Last Updated: Friday - 09/24/2010
Week of December 24, 2001
What are the O Antiphons?
By SR. LOUISE ZDUNICH, NDC
Each year as I come to the "O Antiphons," I wonder about their significance. Can you explain them for me?
These great antiphons are an ancient Advent prayer and are recited with Mary's Magnificat in the Church's evening prayer the last week before Christmas. They are perhaps most familiar to us in the hymn O Come, O Come Emmanuel which we hear sung during Advent.
As we prepare for the celebration of Jesus' birth in Bethlehem, we also prepare for the Second Coming of Jesus at the end of time. The interval between these two periods in which we live our lives is filled with trust and hope, with longing and gratitude but also with struggles and sorrows, with failures and successes.
The O Antiphons call upon Jesus under different titles to come into our lives and transform them. We can spend each day reflecting on the meaning of the one for that day. Just what does each convey?
First, on Dec. 17, we call on Jesus, "O Divine Wisdom," to help us to exercise wisdom on our way to salvation, which is our work here on earth. We can reflect on wisdom in the Old Testament books of Proverbs and Sirach.

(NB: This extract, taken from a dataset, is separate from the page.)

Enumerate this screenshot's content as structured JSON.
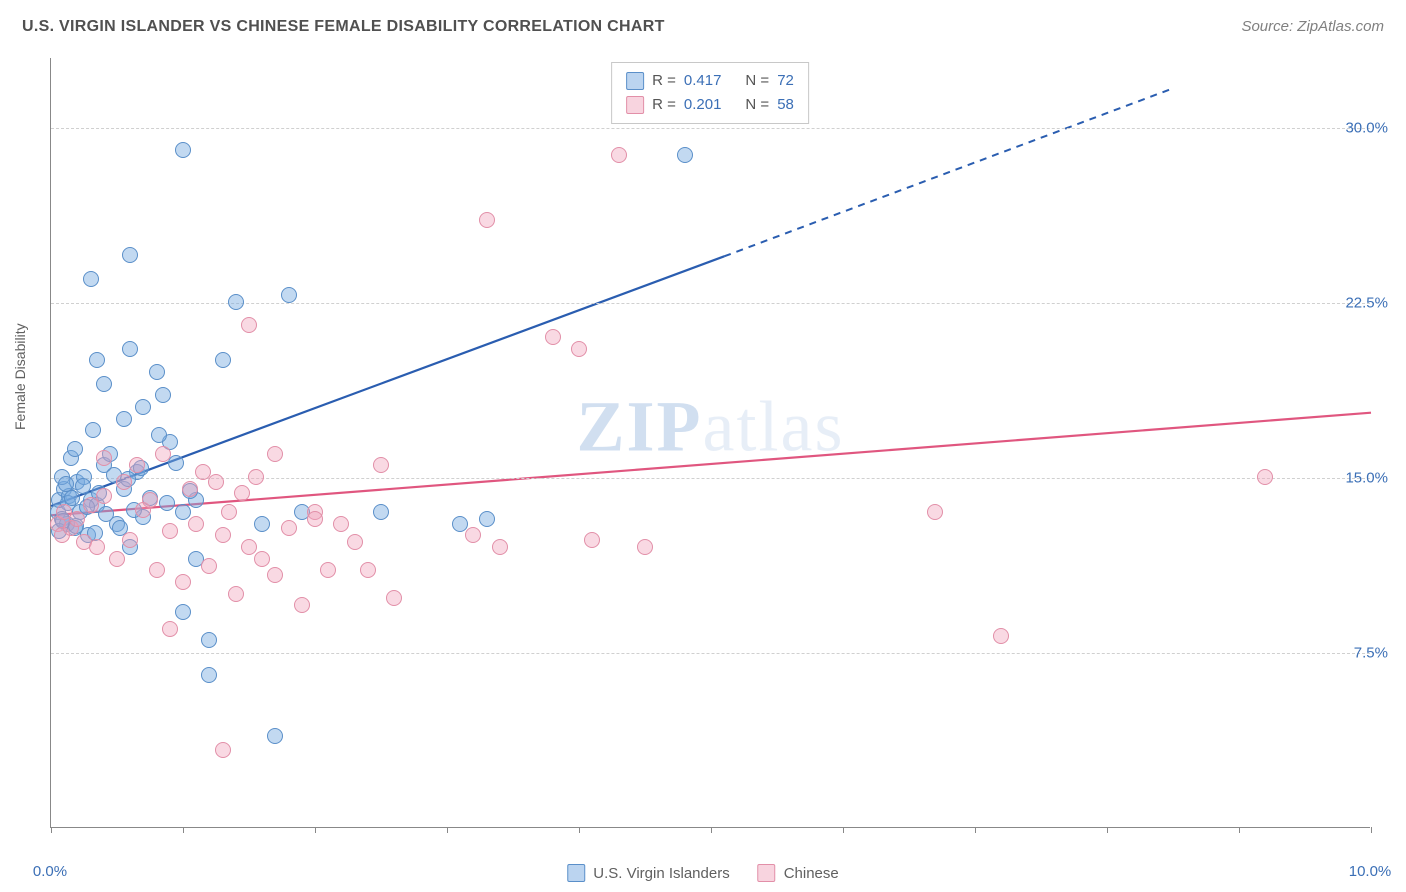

We can also look at our own lives to see where we need the gift of wisdom.
On Dec. 18, we call on Jesus "O Lord" to set us free. From what do we need to be set free? On an earthly level, we remember that lords were heads of large land holdings and of the peasants who were totally committed to their service.
So, by calling Jesus Lord, we are giving our lives totally and freely to him. We need to reflect on the meaning of freedom and commitment for us today.
On Dec. 19, we pray "O Flower of Jesse's stem." Jesse was the father of King David and was the root of the line from which Jesus descended. We remember that this line had some flawed people in it but is the one from which Jesus descended.
Jesus has been given as a sign of hope for all peoples. Death was not the final word for him; he triumphed in resurrection and glory. So we ask Jesus always to grace us with faith and hope so we can triumph in and with him.
On Dec. 20, we call Jesus "O Key of David." We know what a key does for us and how helpless we become when we lose a key. We ask ourselves how Jesus is a key in our work and in our family life; what doors he opens for us.
Are there doors of fear and hesitation that prevent us from reaching out to others? Or are there doors of lack of self-confidence and trust in God when we are called upon to something different? Here we have a good opportunity to reflect on how Jesus wants to be a key for us.
"O Radiant Dawn" on Dec. 21, brings us back to nature and the way we feel when we wake up early in the summer and see the sky lit up so beautifully.
What are the dawns in our lives that bring a new day after the darkness of struggles or failures, after illness or despair? Who is the author of these dawns? Lots of room for reflection.
"O King of All Nations, the only joy of every human heart" on Dec. 22 brings us to reflect on the meaning of kingship for Jesus who said he would give us a peace which the world cannot give.
Let us look at the public life of Jesus and how he brought peace to people by touching, healing, forgiving. How we, too, long for peace in this war torn world of ours and in our lives. Let us pray that the kind of peace Jesus gives will encompass our world this Christmas.
The last antiphon on Dec. 23, "O Emmanuel," sums up all the others for Emmanuel means God with us. If God is with us, everything will be righted and we will live in God's peace and joy. Let us look at how God is with us as we carry on in our homes and workplaces.
How aware are we of God's presence and God's desire to carry our burdens for us? God is waiting to come in. "I stand at the door and knock," Jesus says.
These "O Antiphons" provide plenty of food for reflection for each day of the week before Christmas. Let us make use of and be grateful for the gifts the Church provides in its official prayer. As we pray and reflect on these beautiful words, we will find at Christmas that God has come anew into our lives and our hearts.